NAME

asa - interpret ASA/FORTRAN carriage-controls

SYNOPSIS

asa [filename ...]

DESCRIPTION

    Traditional FORTRAN programs put carriage-control characters in the first columns of their output, which were interpreted by older lineprinters according to the ASA vertical format control standard. (ASA was the American Standards Association -- now ANSI.)

    Under this standard, the first character of each printable record (line) determines vertical spacing, as follows:

      blank carriage return 0 two carriage returns 1 Formfeed + overprint - three carriage returns (IBM extension)

    All other characters are discarded, and empty lines behave as though they have a leading blank.

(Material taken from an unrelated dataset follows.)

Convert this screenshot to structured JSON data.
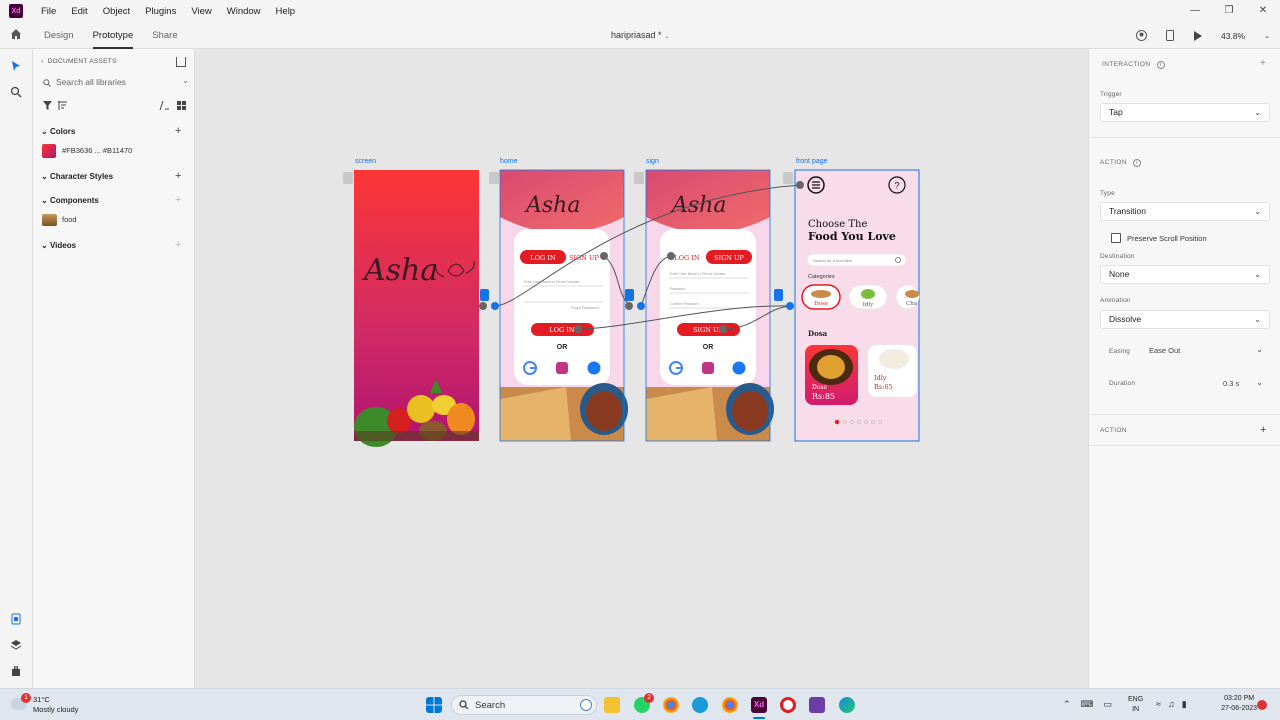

    asa interprets these characters.

EXIT VALUES

    0 normal exit

    1 inability to write on stdout or to read an input file

    2 bad argument

    Exit status values chosen from MKS toolkit.

AUTHOR

Jeffrey S. Haemer

BUGS

Currently, asa just looks at the readability of its input files at startup time. It should really do it a file at a time, but that makes the code look gross.

The carriage-control '-' is an IBM extension. Perhaps the default should ignore it and there should be a '-i' option to interpret it.

SEE ALSO

Communications of the ACM, Vol 7, No. 10, p. 606, October 1964.